Troy stood up and flicked the dust off his trousers and wondered if this was a reprimand. Onions was a bull of a man – five foot nine of packed muscle – with a bull’s unpredictability, stubbornness and unprepossessing appearance. Troy had never been certain of his age, but guessed at fifty – the hair, long since grey, was ruthlessly clipped at the back and sides, leaving the stubble of a crewcut along the top of his head – the bright blue eyes still burned brightly in the lined face. Onions looked sharp and bullet-headed, the intensity of his gaze at odds with his sheer bulk and with his almost thoughtless appearance. He dressed habitually in the manner of the older generation; a heavy double-breasted suit in a dull shade of oxblood enlivened only by a thin scarlet stripe and wonderfully counter-pointed by regulation-issue black Metropolitan Police boots. It was, Troy reflected, the kind of suit Hitler favoured, but for the fact that the Führer seemed to have frequent difficulty finding the matching trousers first thing in the morning.
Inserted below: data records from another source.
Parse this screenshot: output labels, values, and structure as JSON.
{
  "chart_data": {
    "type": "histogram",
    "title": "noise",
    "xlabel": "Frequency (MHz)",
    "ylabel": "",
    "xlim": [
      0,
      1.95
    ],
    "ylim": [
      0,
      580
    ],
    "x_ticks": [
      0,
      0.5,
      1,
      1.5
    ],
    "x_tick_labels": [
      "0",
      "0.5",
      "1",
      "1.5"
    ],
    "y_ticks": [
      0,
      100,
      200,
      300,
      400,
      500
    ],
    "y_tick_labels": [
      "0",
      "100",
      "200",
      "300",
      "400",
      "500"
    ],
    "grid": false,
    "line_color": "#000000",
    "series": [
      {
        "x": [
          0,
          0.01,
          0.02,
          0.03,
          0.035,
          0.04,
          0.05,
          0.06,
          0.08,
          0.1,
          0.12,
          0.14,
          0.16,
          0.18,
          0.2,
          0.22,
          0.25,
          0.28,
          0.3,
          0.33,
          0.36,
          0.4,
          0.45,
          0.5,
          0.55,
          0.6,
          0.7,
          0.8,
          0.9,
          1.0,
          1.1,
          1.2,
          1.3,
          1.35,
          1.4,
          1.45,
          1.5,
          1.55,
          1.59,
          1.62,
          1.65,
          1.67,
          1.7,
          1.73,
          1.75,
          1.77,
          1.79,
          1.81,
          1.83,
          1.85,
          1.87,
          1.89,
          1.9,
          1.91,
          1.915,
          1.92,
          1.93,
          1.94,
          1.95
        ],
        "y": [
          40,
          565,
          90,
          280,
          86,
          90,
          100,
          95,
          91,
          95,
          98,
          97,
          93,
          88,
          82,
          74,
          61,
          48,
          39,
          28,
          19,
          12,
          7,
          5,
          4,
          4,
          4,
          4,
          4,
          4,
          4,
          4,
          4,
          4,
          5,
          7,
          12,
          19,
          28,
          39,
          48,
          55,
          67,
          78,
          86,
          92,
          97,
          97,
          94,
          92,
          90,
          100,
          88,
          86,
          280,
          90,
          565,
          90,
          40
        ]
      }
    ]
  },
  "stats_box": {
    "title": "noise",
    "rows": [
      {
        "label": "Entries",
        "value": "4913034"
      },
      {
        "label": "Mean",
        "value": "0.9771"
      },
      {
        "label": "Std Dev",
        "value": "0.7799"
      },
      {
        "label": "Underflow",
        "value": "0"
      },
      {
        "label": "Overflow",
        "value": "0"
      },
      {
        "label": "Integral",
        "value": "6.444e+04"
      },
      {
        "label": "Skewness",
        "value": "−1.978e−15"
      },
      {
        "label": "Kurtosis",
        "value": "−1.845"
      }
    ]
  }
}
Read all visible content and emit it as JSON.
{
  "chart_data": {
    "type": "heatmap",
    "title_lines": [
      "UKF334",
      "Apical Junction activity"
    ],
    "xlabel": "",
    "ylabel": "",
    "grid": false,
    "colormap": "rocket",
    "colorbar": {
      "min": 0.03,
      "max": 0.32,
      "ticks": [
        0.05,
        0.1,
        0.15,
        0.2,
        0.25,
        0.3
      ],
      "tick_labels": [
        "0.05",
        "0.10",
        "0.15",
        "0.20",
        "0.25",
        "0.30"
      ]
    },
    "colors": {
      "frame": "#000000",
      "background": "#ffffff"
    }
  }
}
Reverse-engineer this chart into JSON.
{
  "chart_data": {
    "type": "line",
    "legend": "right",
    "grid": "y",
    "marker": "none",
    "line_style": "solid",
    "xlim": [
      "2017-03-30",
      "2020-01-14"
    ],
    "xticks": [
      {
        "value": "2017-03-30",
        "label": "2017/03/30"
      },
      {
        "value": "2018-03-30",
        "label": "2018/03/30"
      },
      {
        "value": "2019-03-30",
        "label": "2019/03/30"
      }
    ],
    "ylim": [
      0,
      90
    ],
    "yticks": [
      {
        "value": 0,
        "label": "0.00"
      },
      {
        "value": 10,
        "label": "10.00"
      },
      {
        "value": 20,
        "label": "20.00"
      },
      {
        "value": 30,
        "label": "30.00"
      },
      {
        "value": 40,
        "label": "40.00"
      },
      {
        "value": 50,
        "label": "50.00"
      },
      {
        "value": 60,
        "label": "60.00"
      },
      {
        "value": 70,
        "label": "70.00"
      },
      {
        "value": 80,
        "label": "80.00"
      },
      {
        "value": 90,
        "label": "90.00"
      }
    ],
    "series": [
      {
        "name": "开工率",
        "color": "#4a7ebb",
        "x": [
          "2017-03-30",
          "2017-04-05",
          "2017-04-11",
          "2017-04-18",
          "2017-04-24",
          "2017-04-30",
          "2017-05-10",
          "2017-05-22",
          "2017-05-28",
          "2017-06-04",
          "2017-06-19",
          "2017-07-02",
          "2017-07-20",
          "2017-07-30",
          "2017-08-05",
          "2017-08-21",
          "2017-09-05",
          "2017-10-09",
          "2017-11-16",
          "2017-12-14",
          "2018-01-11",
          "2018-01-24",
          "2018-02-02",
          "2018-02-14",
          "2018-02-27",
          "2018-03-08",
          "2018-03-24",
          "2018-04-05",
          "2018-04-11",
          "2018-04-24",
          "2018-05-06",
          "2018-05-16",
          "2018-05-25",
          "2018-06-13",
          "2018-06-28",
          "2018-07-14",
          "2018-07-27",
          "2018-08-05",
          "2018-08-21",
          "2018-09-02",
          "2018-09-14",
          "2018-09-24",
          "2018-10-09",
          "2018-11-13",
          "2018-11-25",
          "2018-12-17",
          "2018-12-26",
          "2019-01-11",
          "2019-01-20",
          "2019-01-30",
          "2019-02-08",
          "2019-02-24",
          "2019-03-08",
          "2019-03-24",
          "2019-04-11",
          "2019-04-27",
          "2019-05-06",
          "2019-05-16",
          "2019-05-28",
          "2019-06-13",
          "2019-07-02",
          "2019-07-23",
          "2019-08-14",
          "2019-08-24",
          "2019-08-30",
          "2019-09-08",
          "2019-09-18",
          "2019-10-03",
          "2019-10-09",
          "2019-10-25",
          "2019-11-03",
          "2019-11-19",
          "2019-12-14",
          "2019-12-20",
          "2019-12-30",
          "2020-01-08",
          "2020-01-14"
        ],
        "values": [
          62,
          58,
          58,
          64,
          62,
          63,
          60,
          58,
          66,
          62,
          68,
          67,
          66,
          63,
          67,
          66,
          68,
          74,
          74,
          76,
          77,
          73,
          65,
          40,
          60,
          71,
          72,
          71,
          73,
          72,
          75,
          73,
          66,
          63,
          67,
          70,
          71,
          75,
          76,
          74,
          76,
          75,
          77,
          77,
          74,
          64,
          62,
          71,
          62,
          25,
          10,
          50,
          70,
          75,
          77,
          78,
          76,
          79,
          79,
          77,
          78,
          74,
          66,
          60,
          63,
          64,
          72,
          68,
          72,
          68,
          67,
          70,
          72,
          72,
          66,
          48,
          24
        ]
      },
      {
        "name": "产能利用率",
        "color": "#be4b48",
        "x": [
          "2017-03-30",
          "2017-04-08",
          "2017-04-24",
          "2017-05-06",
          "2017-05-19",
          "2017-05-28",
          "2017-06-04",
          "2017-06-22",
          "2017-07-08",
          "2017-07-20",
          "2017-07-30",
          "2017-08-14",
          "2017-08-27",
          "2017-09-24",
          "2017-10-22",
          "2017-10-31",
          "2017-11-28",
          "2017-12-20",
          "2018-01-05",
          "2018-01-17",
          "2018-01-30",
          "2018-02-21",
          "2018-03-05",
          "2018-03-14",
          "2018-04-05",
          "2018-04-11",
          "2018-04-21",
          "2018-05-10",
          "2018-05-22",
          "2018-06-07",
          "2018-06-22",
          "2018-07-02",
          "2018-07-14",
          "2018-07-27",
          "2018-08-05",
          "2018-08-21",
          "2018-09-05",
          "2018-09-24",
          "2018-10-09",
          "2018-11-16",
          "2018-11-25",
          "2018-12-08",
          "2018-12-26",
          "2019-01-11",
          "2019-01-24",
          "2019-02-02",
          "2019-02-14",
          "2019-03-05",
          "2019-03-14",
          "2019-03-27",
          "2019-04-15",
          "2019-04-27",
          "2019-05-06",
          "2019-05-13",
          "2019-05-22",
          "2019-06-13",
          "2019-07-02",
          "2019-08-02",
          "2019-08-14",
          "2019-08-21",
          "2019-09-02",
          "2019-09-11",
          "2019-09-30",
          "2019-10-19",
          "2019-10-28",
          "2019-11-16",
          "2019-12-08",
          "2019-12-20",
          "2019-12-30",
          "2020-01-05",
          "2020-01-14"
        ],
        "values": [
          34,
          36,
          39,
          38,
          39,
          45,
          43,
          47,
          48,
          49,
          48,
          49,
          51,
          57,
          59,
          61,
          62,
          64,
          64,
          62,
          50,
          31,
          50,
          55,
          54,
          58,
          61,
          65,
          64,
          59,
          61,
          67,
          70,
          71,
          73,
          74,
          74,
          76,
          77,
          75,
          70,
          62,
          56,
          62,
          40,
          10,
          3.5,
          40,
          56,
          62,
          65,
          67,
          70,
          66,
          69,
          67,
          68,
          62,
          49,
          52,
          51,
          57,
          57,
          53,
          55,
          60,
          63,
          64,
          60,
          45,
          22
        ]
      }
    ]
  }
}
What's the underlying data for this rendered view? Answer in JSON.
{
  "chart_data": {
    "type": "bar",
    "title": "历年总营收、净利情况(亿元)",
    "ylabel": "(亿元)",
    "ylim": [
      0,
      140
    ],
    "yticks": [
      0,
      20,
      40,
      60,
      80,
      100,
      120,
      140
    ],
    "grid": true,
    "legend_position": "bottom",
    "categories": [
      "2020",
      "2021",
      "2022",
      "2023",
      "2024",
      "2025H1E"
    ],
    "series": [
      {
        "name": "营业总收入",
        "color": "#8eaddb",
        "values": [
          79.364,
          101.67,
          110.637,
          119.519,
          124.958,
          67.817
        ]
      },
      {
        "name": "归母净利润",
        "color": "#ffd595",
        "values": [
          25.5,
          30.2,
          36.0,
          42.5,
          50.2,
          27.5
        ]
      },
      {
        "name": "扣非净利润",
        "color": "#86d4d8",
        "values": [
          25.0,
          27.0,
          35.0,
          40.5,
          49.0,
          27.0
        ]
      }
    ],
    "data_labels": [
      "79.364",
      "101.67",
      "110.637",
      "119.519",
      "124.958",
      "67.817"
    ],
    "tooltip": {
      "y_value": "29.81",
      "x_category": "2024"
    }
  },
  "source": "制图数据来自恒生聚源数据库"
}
Troy knew for a fact that in the complexity of Onions’s nature there lay an element of insecurity – he wore both belt and braces. Onions it had been who’d rescued Troy from Leman Street and made him a sergeant. His advocacy of Troy had brought Troy to the brink of an early inspectorship. It was expected any day. But the relationship could be fractious. Outguessing Onions was pointless. Most of the time, in the privacy of his office or Troy’s, they were on Christian name terms. But there were days when they weren’t. And if they weren’t they weren’t.